Here we consider complex elliptic operators $F_{•}$ and introduce the idea of spin structures, square roots of the complex determinant line bundle of $F_{•}$ twisted over ${\mathcal{B}}_P$. These may be used to construct spin structures in the usual sense on smooth complex gauge theory moduli spaces. We study the existence and classification of such spin structures.

Our main result identifies spin structures on X with orientations on $X\times {\mathcal{S}}^1$. Thus, if $P\to X$ and $Q\to X\times {\mathcal{S}}^1$ are principal G-bundles with $Q{|}_{X\times \{1\}}\cong P$, we relate spin structures on $({\mathcal{B}}_P,F_{•})$ to orientations on $({\mathcal{B}}_Q,E_{•})$ for a certain class of operators $F_{•}$ on X and $E_{•}$ on $X\times {\mathcal{S}}^1$.

Combined with [25], we obtain canonical spin structures for positive Diracians on spin 6-manifolds and gauge groups $G=\mathrm{U}(m),\mathrm{SU}(m)$. In a sequel [26] we will apply this to define canonical orientation data for all Calabi–Yau 3-folds X over $\mathbb{C}$, as in Kontsevich and Soibelman [28, §5.2], solving a long-standing problem in Donaldson–Thomas theory.

令X为紧流形，G为李群，$P\to X$本金G束${\mathcal{乙}}_P$P模量规上的连接的无穷维模空间，作为拓扑堆栈。对于真正的椭圆算子${Ë}_{•}$ 我们之前在实行列式线束上研究了方向 ${\mathcal{乙}}_P$，扭曲 ${Ë}_{•}$ 通过连接 ${\mathrm{\nabla }}_{\mathrm{广告}（P）}$。这些用于构造通常意义上的光滑规范理论模空间上的取向，自唐纳森[15]，[16]，[17]的工作以来，已经进行了广泛的研究。

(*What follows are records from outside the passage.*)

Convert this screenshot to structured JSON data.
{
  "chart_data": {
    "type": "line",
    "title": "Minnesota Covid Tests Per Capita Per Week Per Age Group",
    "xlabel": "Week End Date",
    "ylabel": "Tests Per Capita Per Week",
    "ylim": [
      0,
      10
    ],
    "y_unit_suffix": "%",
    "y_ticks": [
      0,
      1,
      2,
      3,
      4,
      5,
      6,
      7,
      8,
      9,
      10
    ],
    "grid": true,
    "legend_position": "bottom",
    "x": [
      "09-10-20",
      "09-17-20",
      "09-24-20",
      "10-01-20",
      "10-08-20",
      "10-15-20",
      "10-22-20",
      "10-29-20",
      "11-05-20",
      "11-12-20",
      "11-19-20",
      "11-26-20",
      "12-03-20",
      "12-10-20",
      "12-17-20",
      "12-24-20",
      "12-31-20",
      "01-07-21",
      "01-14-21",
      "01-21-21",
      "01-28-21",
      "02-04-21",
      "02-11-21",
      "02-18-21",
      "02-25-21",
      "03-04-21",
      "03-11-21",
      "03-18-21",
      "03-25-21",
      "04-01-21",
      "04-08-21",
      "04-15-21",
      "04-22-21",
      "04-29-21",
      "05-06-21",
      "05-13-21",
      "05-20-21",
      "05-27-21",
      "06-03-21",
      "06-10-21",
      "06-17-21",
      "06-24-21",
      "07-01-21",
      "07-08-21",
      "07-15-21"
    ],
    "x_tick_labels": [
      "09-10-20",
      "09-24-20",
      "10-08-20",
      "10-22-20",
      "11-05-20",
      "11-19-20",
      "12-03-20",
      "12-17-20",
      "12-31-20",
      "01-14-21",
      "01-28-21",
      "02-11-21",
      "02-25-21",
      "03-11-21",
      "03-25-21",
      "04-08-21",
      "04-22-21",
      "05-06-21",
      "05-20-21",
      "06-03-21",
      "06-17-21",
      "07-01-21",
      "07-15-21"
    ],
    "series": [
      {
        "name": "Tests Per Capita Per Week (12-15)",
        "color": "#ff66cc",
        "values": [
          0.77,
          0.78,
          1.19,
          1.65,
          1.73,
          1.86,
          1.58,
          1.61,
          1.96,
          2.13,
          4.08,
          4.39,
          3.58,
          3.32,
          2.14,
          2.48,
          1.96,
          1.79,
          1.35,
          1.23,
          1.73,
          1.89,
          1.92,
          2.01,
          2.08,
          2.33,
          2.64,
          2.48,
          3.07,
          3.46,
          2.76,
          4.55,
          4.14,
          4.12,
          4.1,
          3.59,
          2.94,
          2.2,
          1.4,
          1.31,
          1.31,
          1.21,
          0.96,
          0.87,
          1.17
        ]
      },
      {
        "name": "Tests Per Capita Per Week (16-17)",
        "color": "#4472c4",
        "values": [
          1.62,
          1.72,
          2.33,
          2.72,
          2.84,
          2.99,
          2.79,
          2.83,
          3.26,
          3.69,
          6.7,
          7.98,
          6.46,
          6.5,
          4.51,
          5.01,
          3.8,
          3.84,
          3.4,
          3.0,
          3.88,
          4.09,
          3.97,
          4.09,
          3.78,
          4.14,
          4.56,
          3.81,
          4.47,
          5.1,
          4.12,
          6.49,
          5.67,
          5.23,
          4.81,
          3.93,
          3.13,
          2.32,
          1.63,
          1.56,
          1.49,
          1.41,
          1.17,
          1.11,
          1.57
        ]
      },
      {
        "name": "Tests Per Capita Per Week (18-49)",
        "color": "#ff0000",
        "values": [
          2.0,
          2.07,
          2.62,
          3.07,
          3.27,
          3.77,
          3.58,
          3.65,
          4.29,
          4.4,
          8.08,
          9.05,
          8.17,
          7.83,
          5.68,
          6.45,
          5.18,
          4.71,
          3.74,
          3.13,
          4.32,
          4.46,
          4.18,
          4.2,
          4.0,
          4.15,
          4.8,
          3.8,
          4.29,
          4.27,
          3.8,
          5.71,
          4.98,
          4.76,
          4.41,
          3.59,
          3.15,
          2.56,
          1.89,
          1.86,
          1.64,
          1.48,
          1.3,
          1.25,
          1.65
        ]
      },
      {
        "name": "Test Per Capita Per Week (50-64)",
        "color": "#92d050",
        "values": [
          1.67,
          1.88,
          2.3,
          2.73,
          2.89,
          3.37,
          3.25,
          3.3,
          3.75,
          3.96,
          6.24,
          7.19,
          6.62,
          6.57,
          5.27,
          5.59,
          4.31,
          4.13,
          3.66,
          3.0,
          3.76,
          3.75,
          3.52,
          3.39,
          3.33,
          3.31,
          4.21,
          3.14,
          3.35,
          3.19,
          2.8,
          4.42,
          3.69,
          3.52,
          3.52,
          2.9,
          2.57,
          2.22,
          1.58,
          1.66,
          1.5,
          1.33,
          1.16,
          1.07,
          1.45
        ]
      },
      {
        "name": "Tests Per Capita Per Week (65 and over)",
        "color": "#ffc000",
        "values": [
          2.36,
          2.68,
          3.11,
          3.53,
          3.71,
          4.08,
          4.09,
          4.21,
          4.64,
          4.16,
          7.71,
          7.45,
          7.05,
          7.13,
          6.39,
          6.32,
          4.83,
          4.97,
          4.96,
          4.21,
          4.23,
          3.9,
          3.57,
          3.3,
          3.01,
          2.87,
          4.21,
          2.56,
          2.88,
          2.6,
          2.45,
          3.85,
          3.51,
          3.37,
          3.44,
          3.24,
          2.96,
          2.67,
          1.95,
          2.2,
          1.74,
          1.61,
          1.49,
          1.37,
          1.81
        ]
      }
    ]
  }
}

这里我们考虑复数椭圆算子$F_{•}$并介绍了自旋结构的概念，复行列式束的平方根。$F_{•}$ 扭曲 ${\mathcal{乙}}_P$。这些可以用来在光滑复数规范理论模空间上按一般意义构造自旋结构。我们研究了这种自旋结构的存在和分类。

我们的主要结果确定了X上具有方向为的自旋结构$X\times {\mathcal{小号}}^{\mathrm{1个}}$。因此，如果$P\to X$ 和 $问\to X\times {\mathcal{小号}}^{\mathrm{1个}}$是主要的G束$问{|}_{X\times \{\mathrm{1个}\}}\cong P$，我们将自旋结构与 $（{\mathcal{乙}}_P，F_{•}）$ 转向 $（{\mathcal{乙}}_{问}，{Ë}_{•}）$ 对于特定类别的运营商 $F_{•}$在X和${Ë}_{•}$ 在 $X\times {\mathcal{小号}}^{\mathrm{1个}}$。

结合[25]，我们获得了自旋6流形和规范组上正狄拉克数的规范自旋结构 $G=\mathrm{ü}（米），\mathrm{苏}（米）$。在续集[26]我们会将此定义规范的方向数据对所有卡拉比-丘3折痕X在$\mathbb{C}$就像Kontsevich和Soibelman [28，§5.2]中一样，解决了唐纳森-托马斯理论中一个长期存在的问题。